The top benefits for employees
There’s a lot of things and it all starts with your own professional brand on social media. So if you have good content to share to your professional network then you’re going to increase your thought leadership status and it’s going to help you reach some of your own personal business objectives. If you’re in sales, it can help you get more leads in and obviously create more business. If you’re in recruiting, you might reach more people, more relevant people, get better applications or more applications. If you’re in marketing, you’re going to look at the cost per click at what you’re doing on and your digital footprint. So regardless of your job function it can help you.
And in the end I was also talking about those people that are already on social media and doing professional networking and being active on LinkedIn, the benefit for them is the ease of use and the time saved, so they don’t have to go around and look for good articles anymore. It’s kind of tailor made for them and they can just pick and choose the ones that they like and share them instantly from the same platform to different sources.
And yes, sometimes it’s about the recognition, so in the form of they know that somebody knows that their actions are not going to go unnoticed and they can get a pat on the back for their good work on social media.
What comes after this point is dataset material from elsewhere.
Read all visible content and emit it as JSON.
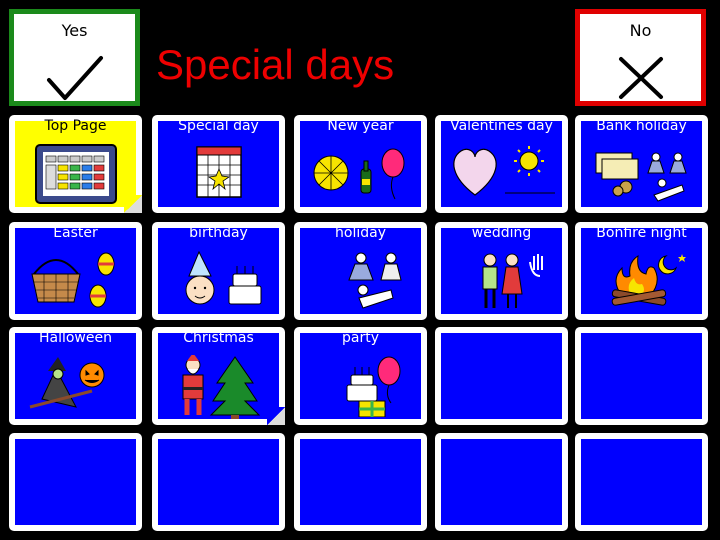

Because there’s a lot of unmanaged employee participation going on already, so it’s just a way to take it a step further.
The future of employee advocacy
I feel like it’s going to become more of a standard, so I don’t know if it’s going to happen in the next three years but it’s going to move into the direction of, okay, the companies look at employee advocacy like they look at CRMs. Obviously you’re going to need a CRM, so companies are going to look at employee advocacy platforms as well so we need this and we just need to choose who we want to move forward with.
And the other thing that I witnessed is that companies are looking at communications from an entirely different perspective nowadays. They’re turning it upside down, so instead of thinking, “How can we communicate so that it’s the most beneficial for the company?” They are actually starting to think, “Okay, what sort of communication is the most beneficial for our employees which are, in the end, the most valuable resource that the company has?” And it’s been great to be a part of this transformation.